Please don't do any of the above (or below), or at least leave it to
whatever session / transport layer lives underneath the RPC layer. I
think that an RPC session should speak (reliable) messages below and
capnp/function calls above. Function calls and callIds don't outlast
their RPC session.

If the RPC session wants to have graceful (and non-idempotent, please)
support for unreliable transports, that could be useful. But IMO this
should be a conscious choice of the user (i.e. one RPC user could run
in reliable mode -- the whole session can die, but other than that,
everything is in order; another could use idempotent mode, where
reordering and repeats could happen; yet another could have spurious
failures due to drops (in either direction, perhaps) but would never
repeat anything).

I use both protobufs and thrift here (b/c thrift predates open-source
protobufs (and yes, I was at Google long enough ago to have used
protobuf v1)), and in both cases I don't use their RPC systems at all
because they force me into infrastructure that I don't want. If capnp
ends up flexible enough that I can run it with sensible semantics over
my own transport and doesn't get in the way, then I'll use it. "My
own transport" is awesome, very fast, in-order, never loses messages,
and is not really idempotent. I'll open-source it someday.

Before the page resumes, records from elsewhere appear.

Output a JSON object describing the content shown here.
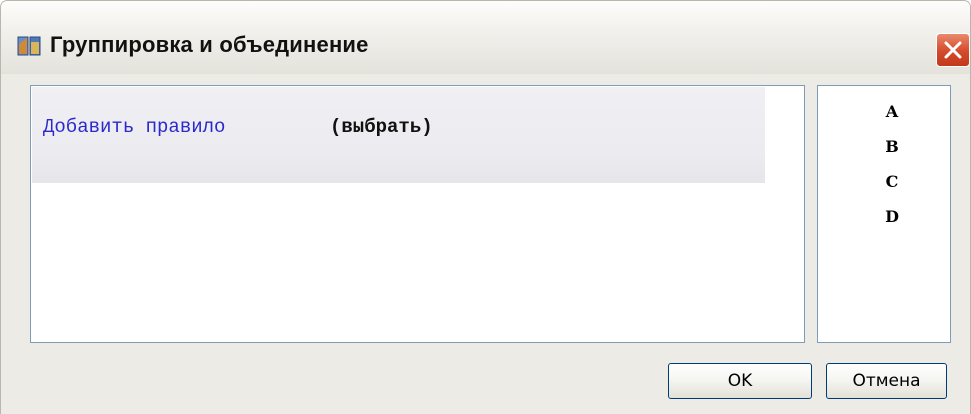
{
  "window": {
    "title": "Группировка и объединение",
    "icon": "app-icon",
    "close_icon": "close-icon"
  },
  "rules": {
    "add_rule_link": "Добавить правило",
    "select_placeholder": "(выбрать)"
  },
  "fields": {
    "items": [
      "A",
      "B",
      "C",
      "D"
    ]
  },
  "buttons": {
    "ok_label": "OK",
    "cancel_label": "Отмена"
  },
  "colors": {
    "link": "#2a2acc",
    "close_button": "#d34a2b",
    "panel_border": "#7f9db9",
    "button_border": "#003c74"
  }
}
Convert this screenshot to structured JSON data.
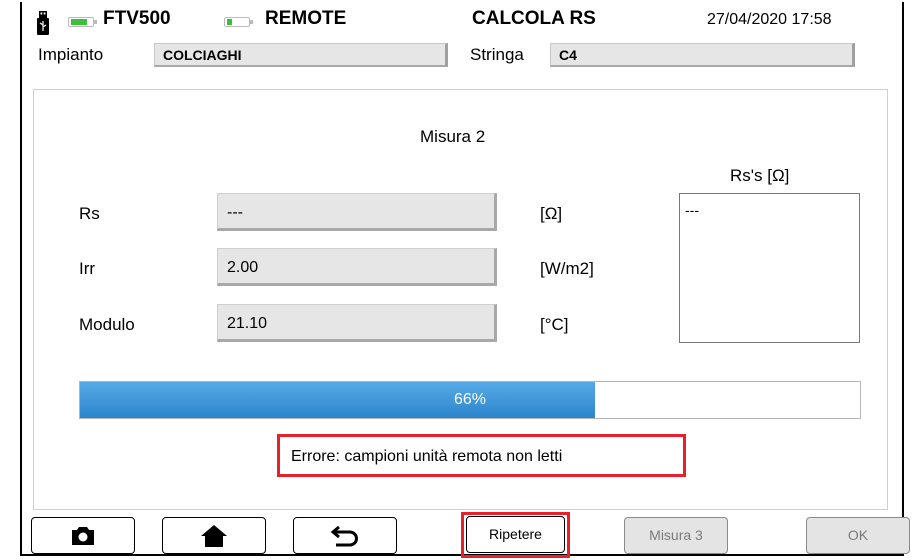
{
  "status_bar": {
    "device": "FTV500",
    "remote": "REMOTE",
    "screen_title": "CALCOLA RS",
    "datetime": "27/04/2020 17:58"
  },
  "header": {
    "plant_label": "Impianto",
    "plant_value": "COLCIAGHI",
    "string_label": "Stringa",
    "string_value": "C4"
  },
  "main": {
    "measure_title": "Misura 2",
    "rs_list_title": "Rs's [Ω]",
    "rs_list_items": [
      "---"
    ],
    "rows": [
      {
        "label": "Rs",
        "value": "---",
        "unit": "[Ω]"
      },
      {
        "label": "Irr",
        "value": "2.00",
        "unit": "[W/m2]"
      },
      {
        "label": "Modulo",
        "value": "21.10",
        "unit": "[°C]"
      }
    ],
    "progress": {
      "text": "66%",
      "fraction": 0.66
    },
    "error_message": "Errore: campioni unità remota non letti"
  },
  "toolbar": {
    "camera_icon": "camera-icon",
    "home_icon": "home-icon",
    "back_icon": "back-arrow-icon",
    "repeat_label": "Ripetere",
    "next_label": "Misura 3",
    "ok_label": "OK"
  },
  "colors": {
    "accent_blue": "#2c86cc",
    "error_red": "#e8202c",
    "battery_green": "#3cc03c"
  }
}
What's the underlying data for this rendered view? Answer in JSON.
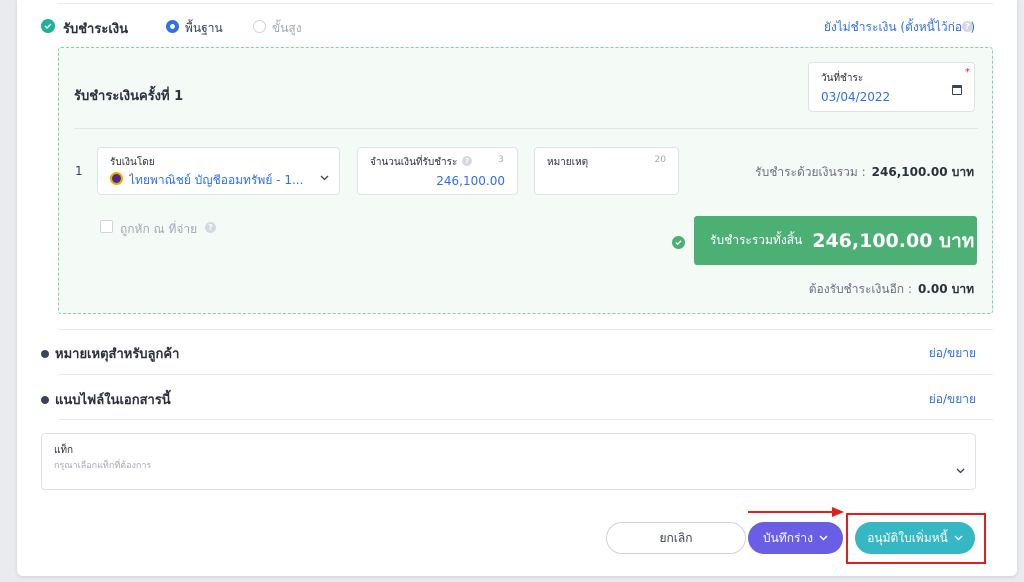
{
  "header": {
    "receive_payment": "รับชำระเงิน",
    "mode_basic": "พื้นฐาน",
    "mode_advanced": "ขั้นสูง",
    "unpaid_link": "ยังไม่ชำระเงิน (ตั้งหนี้ไว้ก่อน)"
  },
  "payment": {
    "title": "รับชำระเงินครั้งที่ 1",
    "date_label": "วันที่ชำระ",
    "date_value": "03/04/2022",
    "row_number": "1",
    "method_label": "รับเงินโดย",
    "method_value": "ไทยพาณิชย์ บัญชีออมทรัพย์ - 1...",
    "amount_label": "จำนวนเงินที่รับชำระ",
    "amount_count": "3",
    "amount_value": "246,100.00",
    "note_label": "หมายเหตุ",
    "note_count": "20",
    "total_by_cash_label": "รับชำระด้วยเงินรวม :",
    "total_by_cash_value": "246,100.00 บาท",
    "withheld_label": "ถูกหัก ณ ที่จ่าย",
    "grand_total_label": "รับชำระรวมทั้งสิ้น",
    "grand_total_value": "246,100.00 บาท",
    "remaining_label": "ต้องรับชำระเงินอีก :",
    "remaining_value": "0.00 บาท"
  },
  "sections": {
    "customer_note": "หมายเหตุสำหรับลูกค้า",
    "attach_files": "แนบไฟล์ในเอกสารนี้",
    "toggle_label": "ย่อ/ขยาย"
  },
  "tags": {
    "label": "แท็ก",
    "placeholder": "กรุณาเลือกแท็กที่ต้องการ"
  },
  "footer": {
    "cancel": "ยกเลิก",
    "save_draft": "บันทึกร่าง",
    "approve": "อนุมัติใบเพิ่มหนี้"
  },
  "colors": {
    "primary": "#2f6fed",
    "success": "#4caf74",
    "draft": "#6b5ee6",
    "approve": "#35b7c4",
    "highlight": "#e02020"
  }
}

(Shameless plug: if any of you know of a really good infrastructure
developer who wants an unusual sort of infrastructure job, please send
them to www.amacapital.net -- this will significantly speed up the
open-sourcing of said transport. These are fun, too:
https://en.wikipedia.org/wiki/NVDIMM)

--Andy

--Andy

Kenton Varda

unread,

Jun 29, 2013, 3:11:20 PM6/29/13

to Andrew Lutomirski, Geoffrey Romer, capnproto

Oh, to be clear, all the retry semantics I described would be optional. You'd tell the RPC layer whether your transport was reliable or not and it would behave accordingly.

I think there is potential for big wins from using UDP rather than TCP, but I think most of those wins require building fault tolerance into the RPC protocol itself rather than pushing it down to a lower layer. So, I want to keep that possibility available, but not impose it.

Geoffrey Romer

unread,

Jul 1, 2013, 1:11:40 PM7/1/13

to Kenton Varda, capnproto

First, a caveat: this is very much not my area of expertise, so take everything I say with plenty of salt.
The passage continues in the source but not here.